We have just laws and only a few of them. Our people are happy because they
are always working at some- thing which they enjoy. There is no money, nor is
any money value placed upon any commodity. Perry and I were as one in resolving
that the root of all evil should not be introduced into Pellucidar while we
lived.
A man may exchange that which he produces for something which he desires that
another has produced; but he cannot dispose of the thing he thus acquires. In
other words, a commodity ceases to have pecuniary value the instant that it
passes out of the hands of its producer. All excess reverts to government; and,
as this represents the production of the people as a government, government may
dispose of it to other peoples in ex- change for that which they produce.

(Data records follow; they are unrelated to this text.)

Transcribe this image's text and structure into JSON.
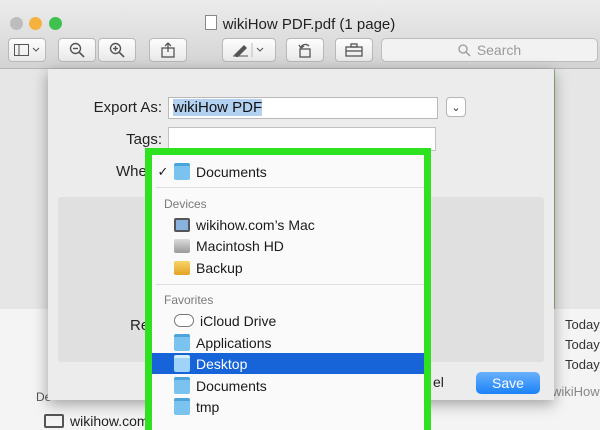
{
  "window": {
    "title": "wikiHow PDF.pdf (1 page)"
  },
  "toolbar": {
    "sidebar_icon": "sidebar-icon",
    "zoom_out_icon": "zoom-out-icon",
    "zoom_in_icon": "zoom-in-icon",
    "share_icon": "share-icon",
    "markup_icon": "pen-icon",
    "rotate_icon": "rotate-icon",
    "toolbox_icon": "toolbox-icon",
    "search_placeholder": "Search"
  },
  "sheet": {
    "export_label": "Export As:",
    "export_value": "wikiHow PDF",
    "tags_label": "Tags:",
    "where_label": "Whe",
    "re_label": "Re",
    "cancel_label": "el",
    "save_label": "Save"
  },
  "popup": {
    "current": "Documents",
    "devices_header": "Devices",
    "devices": [
      "wikihow.com’s Mac",
      "Macintosh HD",
      "Backup"
    ],
    "favorites_header": "Favorites",
    "favorites": [
      "iCloud Drive",
      "Applications",
      "Desktop",
      "Documents",
      "tmp"
    ],
    "selected": "Desktop"
  },
  "background": {
    "today_labels": [
      "Today",
      "Today",
      "Today"
    ],
    "devices_label": "De",
    "mac_label": "wikihow.com",
    "watermark": "wikiHow"
  },
  "colors": {
    "highlight": "#2ee21f",
    "selection": "#1763d8",
    "save": "#1a82f8"
  }
}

Thus
we are establishing a trade between kingdoms, the profits from which go to the
betterment of the people--to building factories for the manufacture of
agricultural implements, and machinery for the various trades we are gradually
teaching the people.
Already Anoroc and Luana are vying with one another in the excellence of the
ships they build. Each has several large ship-yards. Anoroc makes gunpowder and
mines iron ore, and by means of their ships they carry on a very lucrative trade
with Thuria, Sari, and Amoz. The Thurians breed lidi, which, having the strength
and intelligence of an elephant, make excellent draft animals.
Around Sari and Amoz the men are domesticating the great striped antelope,
the meat of which is most delicious. I am sure that it will not be long before
they will have them broken to harness and saddle. The horses of Pellucidar are
far too diminutive for such uses, some species of them being little larger than
fox-terriers.
Dian and I live in a great palace overlooking the gulf. There is no glass in
our windows, for we have no windows, the walls rising but a few feet above the
floor-line, the rest of the space being open to the ceilings; but we have a roof
to shade us from the perpetual noon-day sun. Perry and I decided to set a style
in architecture that would not curse future generations with the white plague,
so we have plenty of ventilation. Those of the people who prefer, still inhabit
their caves, but many are building houses similar to ours.
At Greenwich we have located a town and an observatory--though there is
nothing to observe but the stationary sun directly overhead. Upon the edge of
the Land of Awful Shadow is another observatory, from which the time is flashed
by wireless to every corner of the empire twenty-four times a day. In addition
to the wireless, we have a small telephone system in Sari. Everything is yet in
the early stages of development; but with the science of the outer-world
twentieth century to draw upon we are making rapid progress, and with all the
faults and errors of the outer world to guide us clear of dangers, I think that
it will not be long before Pellucidar will become as nearly a Utopia as one may
expect to find this side of heaven.
Perry is away just now, laying out a railway-line from Sari to Amoz. There
are immense anthracite coal-fields at the head of the gulf not far from Sari,
and the railway will tap these. Some of his students are working on a locomotive
now. It will be a strange sight to see an iron horse puffing through the
primeval jungles of the stone age, while cave bears, saber-toothed tigers,
mastodons and the countless other terrible creatures of the past look on from
their tangled lairs in wide-eyed astonishment.
We are very happy, Dian and I, and I would not return to the outer world for
all the riches of all its princes. I am content here. Even without my imperial
powers and honors I should be content, for have I not that greatest of all
treasures, the love of a good woman--my wondrous empress, Dian the Beautiful?